Tuesday, June 14, 2016
Lobby (Annenberg Center)

Author(s): Priyanka Anand; Suzie Witmer; Keith Kranker; Arnold Chen

Discussant:

Potentially preventable hospital inpatient medical harms—injuries to patients that occur while hospitalized—result in emotional and physical costs to patients and their caregivers, and financial costs to the health system. Examples of inpatient harms include surgical site infections (SSI), pressure ulcers, or falls-related injuries not present when the patient was admitted to the hospital.

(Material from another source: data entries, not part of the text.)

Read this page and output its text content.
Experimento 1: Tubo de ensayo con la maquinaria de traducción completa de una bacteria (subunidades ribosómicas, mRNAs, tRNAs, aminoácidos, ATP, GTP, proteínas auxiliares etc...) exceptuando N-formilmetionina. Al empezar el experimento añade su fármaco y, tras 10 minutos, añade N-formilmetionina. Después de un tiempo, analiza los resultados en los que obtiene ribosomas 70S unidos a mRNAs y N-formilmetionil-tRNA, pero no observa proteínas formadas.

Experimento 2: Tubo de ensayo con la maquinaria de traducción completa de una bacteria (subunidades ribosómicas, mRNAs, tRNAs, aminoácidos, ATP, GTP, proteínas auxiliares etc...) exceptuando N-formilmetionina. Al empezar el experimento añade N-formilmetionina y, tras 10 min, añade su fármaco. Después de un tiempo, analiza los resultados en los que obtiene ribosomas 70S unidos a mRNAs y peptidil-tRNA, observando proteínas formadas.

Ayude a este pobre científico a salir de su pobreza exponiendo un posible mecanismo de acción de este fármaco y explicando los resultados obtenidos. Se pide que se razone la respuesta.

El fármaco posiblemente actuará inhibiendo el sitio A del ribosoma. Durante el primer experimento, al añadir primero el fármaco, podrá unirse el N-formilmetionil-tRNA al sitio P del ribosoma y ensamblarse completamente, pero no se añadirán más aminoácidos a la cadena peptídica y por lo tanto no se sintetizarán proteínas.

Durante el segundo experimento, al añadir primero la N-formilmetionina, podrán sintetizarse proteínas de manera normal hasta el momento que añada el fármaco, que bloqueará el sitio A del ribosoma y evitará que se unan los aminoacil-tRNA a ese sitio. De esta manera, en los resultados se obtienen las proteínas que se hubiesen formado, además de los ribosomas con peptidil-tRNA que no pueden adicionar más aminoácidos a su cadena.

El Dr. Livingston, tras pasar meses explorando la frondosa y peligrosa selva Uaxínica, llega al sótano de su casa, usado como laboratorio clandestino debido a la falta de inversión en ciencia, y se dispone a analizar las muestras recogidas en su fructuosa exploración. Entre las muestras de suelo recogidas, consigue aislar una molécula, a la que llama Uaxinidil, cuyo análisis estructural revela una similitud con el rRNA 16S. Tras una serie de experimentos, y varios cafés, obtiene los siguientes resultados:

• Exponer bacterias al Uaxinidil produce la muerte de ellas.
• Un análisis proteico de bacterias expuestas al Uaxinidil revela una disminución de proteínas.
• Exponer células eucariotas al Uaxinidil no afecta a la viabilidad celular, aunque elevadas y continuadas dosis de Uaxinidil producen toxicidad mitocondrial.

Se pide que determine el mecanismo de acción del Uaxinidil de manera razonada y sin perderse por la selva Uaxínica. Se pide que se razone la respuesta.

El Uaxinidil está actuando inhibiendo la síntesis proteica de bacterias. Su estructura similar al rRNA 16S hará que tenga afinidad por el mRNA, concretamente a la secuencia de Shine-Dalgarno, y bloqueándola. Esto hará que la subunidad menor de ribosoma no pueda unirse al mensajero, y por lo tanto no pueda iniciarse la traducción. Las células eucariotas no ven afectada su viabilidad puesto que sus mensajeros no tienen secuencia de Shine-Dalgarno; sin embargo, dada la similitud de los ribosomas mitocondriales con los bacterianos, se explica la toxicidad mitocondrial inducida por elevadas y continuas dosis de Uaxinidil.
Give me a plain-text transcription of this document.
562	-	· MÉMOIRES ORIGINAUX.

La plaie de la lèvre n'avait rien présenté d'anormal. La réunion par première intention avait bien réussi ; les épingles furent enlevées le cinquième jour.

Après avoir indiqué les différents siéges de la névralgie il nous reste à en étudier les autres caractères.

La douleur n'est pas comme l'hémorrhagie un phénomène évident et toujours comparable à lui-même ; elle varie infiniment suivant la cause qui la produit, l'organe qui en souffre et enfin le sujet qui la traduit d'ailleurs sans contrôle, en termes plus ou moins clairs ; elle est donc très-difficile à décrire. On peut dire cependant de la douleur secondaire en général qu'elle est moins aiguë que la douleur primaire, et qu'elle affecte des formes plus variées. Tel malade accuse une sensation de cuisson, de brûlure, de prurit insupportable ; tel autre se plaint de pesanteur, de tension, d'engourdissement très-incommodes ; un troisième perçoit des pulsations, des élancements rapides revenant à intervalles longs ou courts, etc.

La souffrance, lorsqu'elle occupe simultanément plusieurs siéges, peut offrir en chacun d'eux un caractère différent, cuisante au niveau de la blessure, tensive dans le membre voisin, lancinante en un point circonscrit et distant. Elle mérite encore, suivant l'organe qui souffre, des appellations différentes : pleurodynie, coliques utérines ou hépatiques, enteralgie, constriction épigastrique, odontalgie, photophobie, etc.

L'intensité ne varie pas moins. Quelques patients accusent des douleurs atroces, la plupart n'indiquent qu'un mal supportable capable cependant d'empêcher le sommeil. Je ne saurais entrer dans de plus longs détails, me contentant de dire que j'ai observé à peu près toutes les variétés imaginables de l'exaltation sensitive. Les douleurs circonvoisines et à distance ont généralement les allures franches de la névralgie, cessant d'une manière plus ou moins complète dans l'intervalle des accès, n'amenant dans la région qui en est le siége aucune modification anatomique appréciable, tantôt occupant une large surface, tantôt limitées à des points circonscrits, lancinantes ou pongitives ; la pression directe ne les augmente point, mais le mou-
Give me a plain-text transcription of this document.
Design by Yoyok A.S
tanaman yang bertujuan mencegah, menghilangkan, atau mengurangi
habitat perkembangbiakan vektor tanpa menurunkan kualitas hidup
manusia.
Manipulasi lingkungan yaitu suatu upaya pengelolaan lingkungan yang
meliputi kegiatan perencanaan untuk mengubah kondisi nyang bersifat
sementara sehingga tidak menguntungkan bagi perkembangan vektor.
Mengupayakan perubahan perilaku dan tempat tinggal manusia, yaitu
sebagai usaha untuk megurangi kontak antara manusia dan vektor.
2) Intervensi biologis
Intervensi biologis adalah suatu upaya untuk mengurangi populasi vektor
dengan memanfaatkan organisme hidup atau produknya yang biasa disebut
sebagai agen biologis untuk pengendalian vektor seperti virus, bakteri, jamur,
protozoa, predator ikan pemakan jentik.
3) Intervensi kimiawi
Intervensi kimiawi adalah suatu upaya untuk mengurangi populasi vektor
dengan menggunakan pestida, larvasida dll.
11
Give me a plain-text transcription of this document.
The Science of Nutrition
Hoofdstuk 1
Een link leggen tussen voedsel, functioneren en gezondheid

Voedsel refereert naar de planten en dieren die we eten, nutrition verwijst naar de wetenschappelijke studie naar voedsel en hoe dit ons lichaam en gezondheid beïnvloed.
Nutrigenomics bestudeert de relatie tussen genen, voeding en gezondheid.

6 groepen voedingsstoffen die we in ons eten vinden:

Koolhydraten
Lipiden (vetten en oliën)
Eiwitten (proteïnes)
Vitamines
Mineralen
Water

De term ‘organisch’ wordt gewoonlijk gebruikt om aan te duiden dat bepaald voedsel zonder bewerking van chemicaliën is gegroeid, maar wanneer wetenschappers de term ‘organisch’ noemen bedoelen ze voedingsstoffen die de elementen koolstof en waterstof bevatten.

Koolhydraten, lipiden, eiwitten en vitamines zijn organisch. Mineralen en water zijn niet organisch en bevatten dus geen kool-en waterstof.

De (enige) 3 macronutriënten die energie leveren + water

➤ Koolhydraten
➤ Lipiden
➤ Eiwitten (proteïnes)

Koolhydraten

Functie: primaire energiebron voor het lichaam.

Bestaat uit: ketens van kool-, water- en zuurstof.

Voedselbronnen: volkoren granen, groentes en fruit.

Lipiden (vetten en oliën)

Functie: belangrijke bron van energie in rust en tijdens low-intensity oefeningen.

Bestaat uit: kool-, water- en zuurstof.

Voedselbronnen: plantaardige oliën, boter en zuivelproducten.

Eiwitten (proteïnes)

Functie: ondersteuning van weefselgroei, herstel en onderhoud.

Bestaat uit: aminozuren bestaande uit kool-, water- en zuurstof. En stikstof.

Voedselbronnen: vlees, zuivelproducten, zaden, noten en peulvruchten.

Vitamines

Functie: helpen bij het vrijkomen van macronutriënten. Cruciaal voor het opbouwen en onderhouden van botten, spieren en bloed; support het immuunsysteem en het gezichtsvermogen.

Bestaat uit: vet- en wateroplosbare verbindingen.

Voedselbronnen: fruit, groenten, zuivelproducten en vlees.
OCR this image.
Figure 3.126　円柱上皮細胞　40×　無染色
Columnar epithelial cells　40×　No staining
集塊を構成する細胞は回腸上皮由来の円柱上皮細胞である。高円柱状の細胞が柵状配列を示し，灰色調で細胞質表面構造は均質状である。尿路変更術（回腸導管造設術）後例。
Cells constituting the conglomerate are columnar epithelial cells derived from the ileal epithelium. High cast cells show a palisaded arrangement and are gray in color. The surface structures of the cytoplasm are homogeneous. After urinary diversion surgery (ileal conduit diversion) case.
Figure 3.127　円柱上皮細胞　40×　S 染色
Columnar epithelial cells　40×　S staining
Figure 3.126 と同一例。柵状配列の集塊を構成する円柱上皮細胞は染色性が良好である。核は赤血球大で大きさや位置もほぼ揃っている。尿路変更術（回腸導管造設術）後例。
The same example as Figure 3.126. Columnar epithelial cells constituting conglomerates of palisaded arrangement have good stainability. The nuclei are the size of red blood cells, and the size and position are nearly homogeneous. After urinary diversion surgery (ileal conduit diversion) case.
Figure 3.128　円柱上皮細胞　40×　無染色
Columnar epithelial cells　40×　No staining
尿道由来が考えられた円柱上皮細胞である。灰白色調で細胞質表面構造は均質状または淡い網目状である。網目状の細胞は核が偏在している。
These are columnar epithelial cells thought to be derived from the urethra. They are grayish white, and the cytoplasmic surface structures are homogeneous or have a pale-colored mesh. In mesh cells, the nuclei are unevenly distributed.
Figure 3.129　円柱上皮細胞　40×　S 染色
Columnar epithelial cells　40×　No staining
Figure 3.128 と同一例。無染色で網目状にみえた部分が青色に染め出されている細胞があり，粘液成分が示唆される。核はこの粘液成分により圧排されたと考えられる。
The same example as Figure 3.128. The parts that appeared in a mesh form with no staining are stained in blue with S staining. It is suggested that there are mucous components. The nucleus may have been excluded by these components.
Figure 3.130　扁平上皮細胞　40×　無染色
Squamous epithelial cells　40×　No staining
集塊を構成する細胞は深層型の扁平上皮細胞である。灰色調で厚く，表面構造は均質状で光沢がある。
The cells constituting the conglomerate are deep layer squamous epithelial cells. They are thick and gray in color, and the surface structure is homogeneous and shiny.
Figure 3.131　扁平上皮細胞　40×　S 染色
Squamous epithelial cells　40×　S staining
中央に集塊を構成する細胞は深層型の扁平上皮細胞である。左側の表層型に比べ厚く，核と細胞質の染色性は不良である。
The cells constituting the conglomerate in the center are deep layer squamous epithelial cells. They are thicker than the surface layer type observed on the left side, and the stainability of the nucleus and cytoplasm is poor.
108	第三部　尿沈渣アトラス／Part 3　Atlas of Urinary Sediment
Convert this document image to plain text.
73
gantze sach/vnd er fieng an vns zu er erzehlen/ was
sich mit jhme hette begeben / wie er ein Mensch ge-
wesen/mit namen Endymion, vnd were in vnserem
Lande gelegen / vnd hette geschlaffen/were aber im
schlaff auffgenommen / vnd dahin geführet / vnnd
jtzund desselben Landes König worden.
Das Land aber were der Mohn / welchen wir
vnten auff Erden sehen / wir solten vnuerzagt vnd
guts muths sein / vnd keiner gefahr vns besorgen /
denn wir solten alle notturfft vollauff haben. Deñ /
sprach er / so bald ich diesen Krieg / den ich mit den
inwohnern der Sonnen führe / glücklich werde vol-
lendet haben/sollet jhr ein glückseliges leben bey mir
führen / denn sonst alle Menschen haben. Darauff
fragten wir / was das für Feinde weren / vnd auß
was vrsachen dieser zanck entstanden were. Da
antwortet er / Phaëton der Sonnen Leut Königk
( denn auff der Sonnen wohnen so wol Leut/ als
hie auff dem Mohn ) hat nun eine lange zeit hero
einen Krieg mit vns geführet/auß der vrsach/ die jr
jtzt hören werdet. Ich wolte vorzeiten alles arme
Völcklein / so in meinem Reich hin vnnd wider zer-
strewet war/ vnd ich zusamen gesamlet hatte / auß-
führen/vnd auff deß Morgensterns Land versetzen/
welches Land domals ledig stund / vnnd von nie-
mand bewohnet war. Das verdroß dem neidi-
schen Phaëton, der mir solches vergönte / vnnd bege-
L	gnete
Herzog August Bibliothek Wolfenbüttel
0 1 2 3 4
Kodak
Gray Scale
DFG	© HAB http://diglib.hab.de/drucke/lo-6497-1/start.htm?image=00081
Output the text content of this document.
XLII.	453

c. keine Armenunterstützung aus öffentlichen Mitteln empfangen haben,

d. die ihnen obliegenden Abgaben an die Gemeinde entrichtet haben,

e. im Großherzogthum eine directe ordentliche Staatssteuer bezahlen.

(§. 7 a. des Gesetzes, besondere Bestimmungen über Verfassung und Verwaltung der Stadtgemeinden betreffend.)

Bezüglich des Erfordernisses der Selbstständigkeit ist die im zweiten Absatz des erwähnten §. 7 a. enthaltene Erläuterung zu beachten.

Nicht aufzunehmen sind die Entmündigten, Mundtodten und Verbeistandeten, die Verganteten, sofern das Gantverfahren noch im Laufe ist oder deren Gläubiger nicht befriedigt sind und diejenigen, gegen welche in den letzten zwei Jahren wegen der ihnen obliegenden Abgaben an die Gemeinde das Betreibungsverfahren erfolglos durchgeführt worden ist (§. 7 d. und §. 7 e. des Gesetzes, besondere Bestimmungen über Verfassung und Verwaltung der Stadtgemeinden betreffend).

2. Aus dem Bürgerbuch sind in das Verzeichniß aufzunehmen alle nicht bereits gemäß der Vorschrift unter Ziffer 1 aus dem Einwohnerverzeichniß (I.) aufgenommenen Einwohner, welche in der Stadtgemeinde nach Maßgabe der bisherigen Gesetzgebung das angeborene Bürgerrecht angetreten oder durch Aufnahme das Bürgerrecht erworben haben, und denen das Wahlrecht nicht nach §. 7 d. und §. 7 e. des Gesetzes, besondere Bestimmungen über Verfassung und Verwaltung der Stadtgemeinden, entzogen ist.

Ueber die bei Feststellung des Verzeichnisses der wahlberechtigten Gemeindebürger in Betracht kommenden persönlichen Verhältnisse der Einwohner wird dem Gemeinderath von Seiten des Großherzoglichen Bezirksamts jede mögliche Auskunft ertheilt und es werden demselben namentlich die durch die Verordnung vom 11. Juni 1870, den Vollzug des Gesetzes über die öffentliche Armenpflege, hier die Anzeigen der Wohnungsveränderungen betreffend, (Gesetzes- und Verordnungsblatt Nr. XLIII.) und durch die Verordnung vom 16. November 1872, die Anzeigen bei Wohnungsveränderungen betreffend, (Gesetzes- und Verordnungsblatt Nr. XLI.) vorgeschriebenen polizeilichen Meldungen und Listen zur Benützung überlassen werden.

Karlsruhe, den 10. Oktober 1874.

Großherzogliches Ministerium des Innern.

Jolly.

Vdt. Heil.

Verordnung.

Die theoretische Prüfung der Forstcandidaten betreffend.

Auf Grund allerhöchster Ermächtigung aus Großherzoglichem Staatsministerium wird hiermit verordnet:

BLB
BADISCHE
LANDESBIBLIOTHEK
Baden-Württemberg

This study estimates the additional hospital costs associated with specific inpatient harms. We estimated costs during the index admission that would not have occurred if the harm had not taken place, as well as the increased chance of a readmission within 90 days (and the costs associated with those readmissions). We used 2009–2011 data from 12 states from the Agency for Healthcare Research and Quality’s (AHRQ’s) Healthcare Cost and Utilization Project’s State Inpatient Databases (HCUP SID). We detected medical harms using the Patient Safety Indicators (PSIs) developed by AHRQ as well as the Centers for Medicare & Medicaid Services (CMS) HAC indicators. Our analysis also incorporated POA indicator data signifying whether the diagnosis was present on admission.

Our findings show substantial range in the additional hospital costs attributed to inpatient harms. The most costly harms, such as SSI, pressure ulcers, and CRBSI, can add $26,000 to $30,000 (or between 47 to 70 percent) to the cost of the hospital index stay. Even the less costly medical harms, such as CAUIT, HAUTI, VTE, and falls, can add anywhere from $6,000 to $18,000 (or between 30 to 50 percent) to the cost of the index stay. The lowest-cost harms were birth and obstetric traumas, which ranged from between $100 and $200 for obstetric traumas without instruments to $920 for birth traumas. Furthermore, some inpatient harms also led to increased risk of a readmission, thereby increasing the likelihood of costly stays following the original stay during which the harm occurred.